Un urlo disumano di Ninetta fece tremare le bottiglie di gazzosa di tutto il bugigattolo:
– Grandissima buttana di caserma, tu e quelle schiette vecchie delle tue figlie brutte come la fame!
Con una manata che sembrò la zampata di una pantera, le guastò la crocchia, afferrò la lunga trecca e la trascinoò sul marciapiede come una bestia al macello. Non le risparmò nulla. Alla gente che cresceva fino a diventare una folla denunciò con urla terrificanti tutte le sue malefatte e gli scandali più vergognosi della sua vita.

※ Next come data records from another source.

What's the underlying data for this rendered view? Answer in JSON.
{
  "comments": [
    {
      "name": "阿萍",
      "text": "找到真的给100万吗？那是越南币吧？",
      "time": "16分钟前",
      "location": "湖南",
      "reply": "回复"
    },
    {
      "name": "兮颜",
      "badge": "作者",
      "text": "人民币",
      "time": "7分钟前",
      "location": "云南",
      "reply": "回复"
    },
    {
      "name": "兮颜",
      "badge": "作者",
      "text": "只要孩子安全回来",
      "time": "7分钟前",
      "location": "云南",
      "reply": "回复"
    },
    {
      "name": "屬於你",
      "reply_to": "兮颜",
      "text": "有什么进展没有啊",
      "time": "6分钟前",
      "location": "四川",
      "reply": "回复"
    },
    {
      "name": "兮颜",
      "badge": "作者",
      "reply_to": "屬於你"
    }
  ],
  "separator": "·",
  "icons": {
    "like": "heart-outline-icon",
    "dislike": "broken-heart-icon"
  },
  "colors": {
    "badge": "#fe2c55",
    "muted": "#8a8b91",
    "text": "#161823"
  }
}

Brasa durante la guerra faceva il mercato nero e non c’era montemarinese che non sospettasse di intrighi con i tedeschi prima e con gli americani dopo. Storie di contrabbando coperto grazie alle spiate, e forse anche di sesso, con il marito prigioniero in Inghilterra. Si diceva anche che nessuno volesse le sue figlie perché qualcuna erano stata coinvolte nei traffici della madre. Segreti di pulcinella, in fondo, ma spiattellati uno dietro l’altro era come se ricevessero il battesimo della verità.
Alla fine della lite non si poteva dire se a Brasa dolesse le più la testa per via di tutti quei capelli rimasti nella mano di Ninetta o il cuore che sentiva trafitto come quello dell’Addolorata.
Quanto a Ninetta, da quel momento fu chiamata “la torera” ricevendo con quel soprannome una specie di cittadinanza onoraria di Monte Marino.